I just came across an interesting analysis of the underwater kick by Genadijus Sokolovas: Video Analysis of Underwater Kick (https://learning.fina.org/video-analysis-of-underwater-kick/). It appears to be recently posted on Fina.org, although the article is not dated.
The article analyzes various phases of the underwater kick--essential knowledge for all coaches and swimmers. At the end of the article the author gives recommendations on how to improve the underwater kick. His recommendations are good except for his suggestion to wear shoes, which I don't agree with. The impact on technique and balance, reduction in range of motion and prohibiting feel for water make kicking with shoes detrimental to improving underwater kick. They do make kicking harder, but they don't improve your kick. I have written about this before:
Because of their weight, running shoes pull swimmer's legs down therefore encumbering streamlined body position and balance. Getting out of balance hinders the swimmer's technique.
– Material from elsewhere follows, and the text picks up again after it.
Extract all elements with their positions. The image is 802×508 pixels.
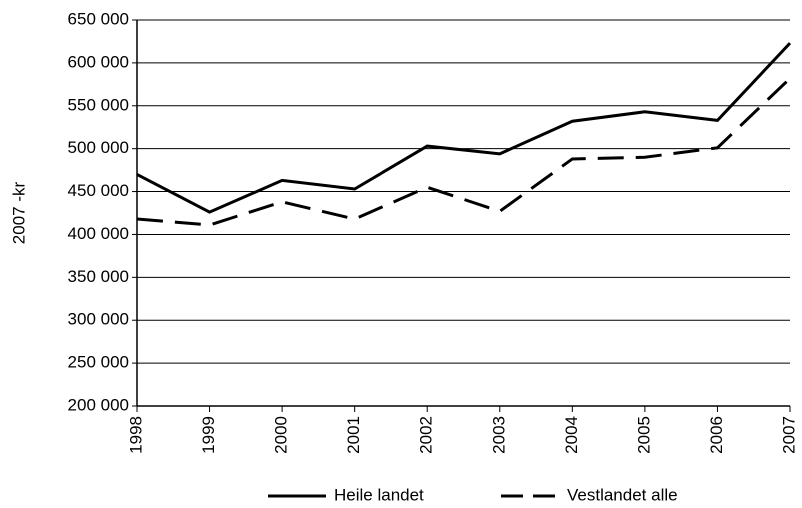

Another downside of swimming with shoes is that shoes restrict ankle movement and minimize the range of motion of swimmer's feet resulting in a less efficient kick.
Yet another important reason against kicking in shoes is that the shoes prohibit feel for water. If the swimmer doesn't feel the water he can never achieve maximum efficiency.
In fact, we invented DragSox to address the need to create resistance while maintaining technique and feel for the water.
- DragSox don't add any weight, only resistance without negatively affecting swimmer's body position.
- Unlike shoes that pull the swimmer's leg down, DragSox pull the swimmer back forcing him to work harder. DragSox don't restrict ankle movement in any way.
- And finally, DragSox enhance the feel for water. As the swimmer kicks in DragSox, the material waves slightly to and fro across the feet in absolute accord with each phase of the kick sensitizing the sensory receptors as it touches the skin.
To summarize, if you want to improve underwater kick, don't kick in shoes. Your legs might get stronger but you won't get faster.